がんばれないひと。

統合失調症歴10年。35歳男の雑記です。地元のフリーペーパーの記者をやっています。

ワールドカップをより楽しく観る方法。

極めて個人的な悩みや願望があるとして、

 

サッカーという競技はそれらを反映させなければ、観ていて面白くないものである。

 

一番わかりやすいのは、昨日のスペイン対ポルトガルのクリスチャーナロナウドだ。ハットトリックした。

 

あの3点目のフリーキックが入った瞬間の歓喜は、もし、例えば病気で死にかけている自分の家族の容態が良くなってきたことと重なれば、歓喜が増すのである。

 

これが一番スタンダードなサッカーをより楽しく観る方法である。

 

次に、戦術や個人の技量を単純に観たいがための見方もある。

 

そのためにだって、サッカーに関する知識が常に最新である必要はない。

 

昨日のスペインは、どの選手が出てきてもあのパスサッカーが達成できるだけの各々の技量があった。

 

あのパスまわしはほとんど芸術である。

 

まず日本なんかと比べてみても、

リズムが違う。

 

ワンタッチで来たボールを返すシーンが危なっかしくない。

 

ただ普通であれば、あのパスまわしからは得点が入らなそうにもうつる。

 

最後に強烈なシュートがなければ入らないと思える。

 

しかしスペインのシュートシーンは不思議と繊細だ。

 

緩急だけで相手の逆をつく姿は、

 

相手の力を使って自分の力にする、そういう武術みたいに見えなくもない。選手というより、パスワークの完璧さを楽しむのである。

 

最後に、これがまた玄人の楽しみ方であるが、

 

ハプニングやスーパープレーに注目するという見方がある。

 

過去のワールドカップにはそういうのが付き物だった。

 

マラドーナのドーピング、バッジョのpk失敗、ジダンの頭突き。

 

他にもまだまだたくさんあるだろう。

 

それらは、あの世界が注目するワールドカップで起こるからこそ、観ていて面白いのである。

 

もしかしたら、あれほど全世界の人間が老いも若きも関係なく同時に観るものは、ワールドカップ以外ないかもしれない。

 

トランプ大統領の対北外交ですら、

 

観る人間は限られている。

 

僕はワールドカップを観るときにいつも、昔、イタリアのナポリに旅行に行ったときの光景を思い出す。

 

洗濯物が石畳みの街のカラフルな家々の窓に干されている。
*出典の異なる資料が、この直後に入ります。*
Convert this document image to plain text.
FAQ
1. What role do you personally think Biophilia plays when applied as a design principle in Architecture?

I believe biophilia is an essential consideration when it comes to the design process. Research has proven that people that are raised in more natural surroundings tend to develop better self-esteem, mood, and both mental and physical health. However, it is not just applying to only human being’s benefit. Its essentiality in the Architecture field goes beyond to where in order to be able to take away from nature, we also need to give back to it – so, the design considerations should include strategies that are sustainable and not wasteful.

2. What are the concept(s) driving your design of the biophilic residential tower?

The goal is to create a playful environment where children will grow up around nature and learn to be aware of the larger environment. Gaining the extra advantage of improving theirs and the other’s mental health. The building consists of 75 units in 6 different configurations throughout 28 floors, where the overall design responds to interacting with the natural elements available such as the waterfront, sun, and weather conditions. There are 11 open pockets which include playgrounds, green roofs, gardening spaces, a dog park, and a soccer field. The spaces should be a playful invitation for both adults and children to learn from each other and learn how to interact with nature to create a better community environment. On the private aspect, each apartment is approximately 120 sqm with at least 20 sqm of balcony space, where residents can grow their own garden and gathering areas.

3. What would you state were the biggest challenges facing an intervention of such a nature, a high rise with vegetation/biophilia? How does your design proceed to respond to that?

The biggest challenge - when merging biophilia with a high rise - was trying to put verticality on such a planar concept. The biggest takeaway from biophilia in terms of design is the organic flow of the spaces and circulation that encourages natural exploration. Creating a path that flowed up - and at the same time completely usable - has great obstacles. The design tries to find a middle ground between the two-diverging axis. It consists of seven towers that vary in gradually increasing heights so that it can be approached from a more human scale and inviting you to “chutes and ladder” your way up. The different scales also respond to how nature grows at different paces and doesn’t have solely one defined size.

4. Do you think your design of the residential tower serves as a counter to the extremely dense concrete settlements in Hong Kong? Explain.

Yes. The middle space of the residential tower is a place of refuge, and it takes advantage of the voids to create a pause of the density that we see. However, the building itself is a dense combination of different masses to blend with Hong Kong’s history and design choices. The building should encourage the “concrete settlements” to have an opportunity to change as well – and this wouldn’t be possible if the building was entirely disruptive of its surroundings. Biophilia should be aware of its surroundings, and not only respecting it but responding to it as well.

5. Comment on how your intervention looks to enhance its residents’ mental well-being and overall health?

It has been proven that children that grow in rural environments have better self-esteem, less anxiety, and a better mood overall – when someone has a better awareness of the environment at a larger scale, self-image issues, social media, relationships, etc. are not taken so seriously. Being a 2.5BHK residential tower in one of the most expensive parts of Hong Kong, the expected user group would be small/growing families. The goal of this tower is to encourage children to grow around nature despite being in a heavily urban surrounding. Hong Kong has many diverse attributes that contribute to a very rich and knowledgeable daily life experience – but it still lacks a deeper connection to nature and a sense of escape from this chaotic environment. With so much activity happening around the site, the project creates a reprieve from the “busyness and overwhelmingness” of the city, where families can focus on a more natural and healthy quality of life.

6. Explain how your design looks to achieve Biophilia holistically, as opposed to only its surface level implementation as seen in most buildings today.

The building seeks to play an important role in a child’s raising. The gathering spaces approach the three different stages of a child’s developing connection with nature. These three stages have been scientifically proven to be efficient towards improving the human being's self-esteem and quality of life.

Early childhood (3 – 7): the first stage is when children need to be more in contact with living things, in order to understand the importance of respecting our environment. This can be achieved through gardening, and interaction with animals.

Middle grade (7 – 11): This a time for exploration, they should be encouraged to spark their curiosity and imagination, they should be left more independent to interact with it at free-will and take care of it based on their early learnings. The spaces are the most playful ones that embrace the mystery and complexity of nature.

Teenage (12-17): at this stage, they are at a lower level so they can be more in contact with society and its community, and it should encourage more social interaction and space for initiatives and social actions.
その真下で、まだ小さな子供たちがボールを追いかけている。

 

日が暮れるまでそうやって壁にボールを蹴る姿を、中年の母親たちは、夕ご飯を作って見守っている。あの子達も、やはり、今この瞬間遠い遠い日本の狭いアパートでワンセグを観ている僕と同じゴールを観ているのだという想像は、一瞬、気が安らぐものなのである。